For each question, store:
- Ground-truth answer
- Relevant source passages/document IDs

Even 30–100 good examples are enough to start. This becomes your RAG test set.

Step 2: Evaluate retrieval – "Did we fetch the right context?"

Before you judge the final answer, you want to know: “Is my retriever even giving the model the right stuff to work with?”

So, for each question in the test set:

Run it through the retriever (but don’t call the LLM yet).
Collect the top-k chunks that come back.
Look at those chunks and ask:

If I were the model, could I answer this question from these chunks?

There are two ways to do this:

Manual check (great in the early stages): Skim a subset of questions and their retrieved chunks and judge them yourself:
- "Yes, this chunk clearly answers the question."
- "No, this is just boilerplate/irrelevant."
Automatic check (LLM-as-judge): Use another model to score relevance. For each (question, chunk) pair, you can ask: "Given this question and this chunk, how relevant is this chunk to answering the question? Score from 1 (not relevant) to 5 (highly relevant)."

This step isolates retrieval from generation:

If retrieval is weak, the LLM is basically guessing, no matter how good your prompt or model is.
If retrieval looks good but the final answers are still bad, that’s a strong signal that the problem is in the generation step (prompt design, model choice, or output constraints), not in the retriever.

Step 3: Evaluate generation – "Is the answer grounded & correct?"

Now we plug in the LLM and evaluate the answers themselves.

For each question:

Run full RAG: query → retrieval → generation.
Get the final answer.
Compare answer against:
- The context (for groundedness).
- The expected answer (if you have one).

Key dimensions:

Faithfulness / groundedness - Does the answer stick to the provided context, or is it making stuff up?
Relevance - Does it actually answer the question?
Correctness - If you have expected answers, how close is it?
Completeness - Does it cover all important parts of the query (not just one slice)?

Again, you can:

Do this manually at first.
Then automate with an evaluator model (LLM-as-judge), which you prompt like: "Given the question, the context, and the answer, rate:
- Faithfulness: 1–5
- Relevance: 1–5
- Completeness: 1–5 And explain briefly why."

You can store these scores and take averages across the datasets or use frameworks built for evaluation, for example like RAGAS.

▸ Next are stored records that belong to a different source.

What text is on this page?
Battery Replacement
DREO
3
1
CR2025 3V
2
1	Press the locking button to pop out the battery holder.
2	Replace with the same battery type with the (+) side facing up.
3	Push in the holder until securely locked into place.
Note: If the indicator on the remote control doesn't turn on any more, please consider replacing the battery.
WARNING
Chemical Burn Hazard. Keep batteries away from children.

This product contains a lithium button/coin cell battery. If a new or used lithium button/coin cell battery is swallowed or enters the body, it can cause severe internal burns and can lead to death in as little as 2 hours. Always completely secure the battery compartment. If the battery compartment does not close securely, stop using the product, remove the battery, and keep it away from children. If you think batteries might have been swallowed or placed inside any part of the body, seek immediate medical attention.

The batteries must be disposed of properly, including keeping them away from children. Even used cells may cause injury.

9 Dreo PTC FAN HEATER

Step 4: Measure formatting & contract compliance

For production apps, it’s not enough that the text is correct; it must also:

Return valid JSON when you ask for JSON.
Respect length constraints ("< 200 words").
Use the right tone or structure (e.g., always bullet points).

So you add checks like:

"Is the output valid JSON?" → yes/no
"Does it contain all required fields?" → yes/no
"Does it exceed X tokens?" → yes/no

These can be fully automated with simple scripts.

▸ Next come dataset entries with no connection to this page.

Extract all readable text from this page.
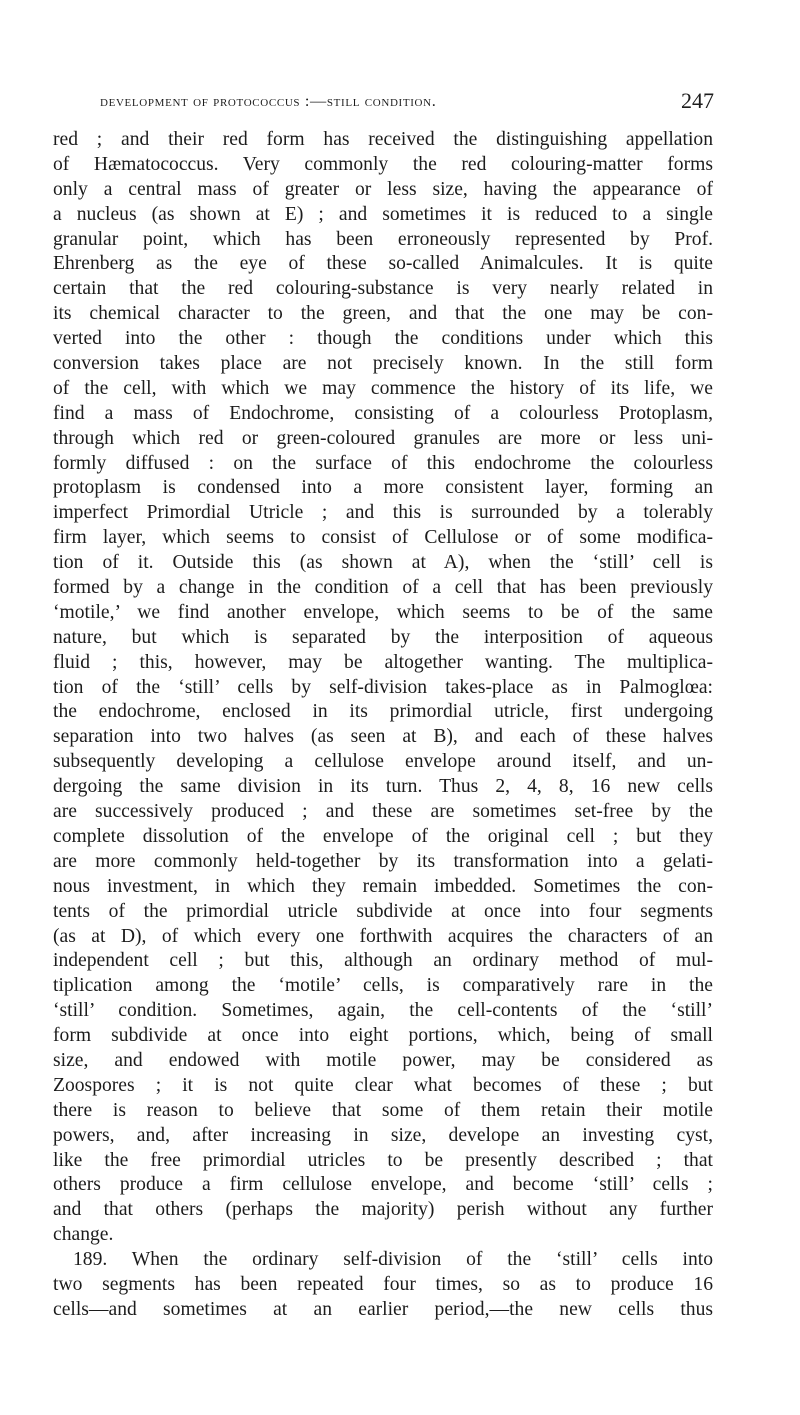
development of protococcus :—still condition.	247
red ; and their red form has received the distinguishing appellation
of Hæmatococcus. Very commonly the red colouring-matter forms
only a central mass of greater or less size, having the appearance of
a nucleus (as shown at E) ; and sometimes it is reduced to a single
granular point, which has been erroneously represented by Prof.
Ehrenberg as the eye of these so-called Animalcules. It is quite
certain that the red colouring-substance is very nearly related in
its chemical character to the green, and that the one may be con-
verted into the other : though the conditions under which this
conversion takes place are not precisely known. In the still form
of the cell, with which we may commence the history of its life, we
find a mass of Endochrome, consisting of a colourless Protoplasm,
through which red or green-coloured granules are more or less uni-
formly diffused : on the surface of this endochrome the colourless
protoplasm is condensed into a more consistent layer, forming an
imperfect Primordial Utricle ; and this is surrounded by a tolerably
firm layer, which seems to consist of Cellulose or of some modifica-
tion of it. Outside this (as shown at A), when the ‘still’ cell is
formed by a change in the condition of a cell that has been previously
‘motile,’ we find another envelope, which seems to be of the same
nature, but which is separated by the interposition of aqueous
fluid ; this, however, may be altogether wanting. The multiplica-
tion of the ‘still’ cells by self-division takes-place as in Palmoglœa:
the endochrome, enclosed in its primordial utricle, first undergoing
separation into two halves (as seen at B), and each of these halves
subsequently developing a cellulose envelope around itself, and un-
dergoing the same division in its turn. Thus 2, 4, 8, 16 new cells
are successively produced ; and these are sometimes set-free by the
complete dissolution of the envelope of the original cell ; but they
are more commonly held-together by its transformation into a gelati-
nous investment, in which they remain imbedded. Sometimes the con-
tents of the primordial utricle subdivide at once into four segments
(as at D), of which every one forthwith acquires the characters of an
independent cell ; but this, although an ordinary method of mul-
tiplication among the ‘motile’ cells, is comparatively rare in the
‘still’ condition. Sometimes, again, the cell-contents of the ‘still’
form subdivide at once into eight portions, which, being of small
size, and endowed with motile power, may be considered as
Zoospores ; it is not quite clear what becomes of these ; but
there is reason to believe that some of them retain their motile
powers, and, after increasing in size, develope an investing cyst,
like the free primordial utricles to be presently described ; that
others produce a firm cellulose envelope, and become ‘still’ cells ;
and that others (perhaps the majority) perish without any further
change.
189. When the ordinary self-division of the ‘still’ cells into
two segments has been repeated four times, so as to produce 16
cells—and sometimes at an earlier period,—the new cells thus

Step 5: Close the loop and compare different configurations

Now the fun part: you can experiment and compare setups:

Embedding models: model A vs model B
Chunk sizes: 500 tokens vs 1000 tokens
Top-k: k=3 vs k=10
LLMs: GPT-4.x vs open-source model
Prompts: strict vs more relaxed

For each configuration, run:

Retrieval eval → get relevance/recall metrics.
Generation eval → get groundedness/correctness/completeness.
Formatting checks → pass/fail.

In practice, you don’t have to build all these evaluation metrics from scratch. There are dedicated frameworks such as RAGAS, TruLens, LangSmith, and Arize Phoenix that use LLM-as-judge style evaluators to score both retrieval quality (context relevance/recall) and generation quality (faithfulness, answer relevance, hallucinations). RAGAS is one of the most popular RAG-specific libraries.

There are multiple evaluation frameworks out there along with numerous metrics you can read about them here: https://www.pinecone.io/learn/series/vector-databases-in-production-for-busy-engineers/rag-evaluation/

This brings us to the end of the 3-part RAG series.

I hope you now have a clear picture of how RAG works in production systems: from ingestion and chunking, to retrieval and augmentation, to generation and evaluation.

I’d love to hear how you do it in your company, or if there’s anything you think I missed.

Thank you so much for reading.

Take care, you wonderful people and see you in the next one.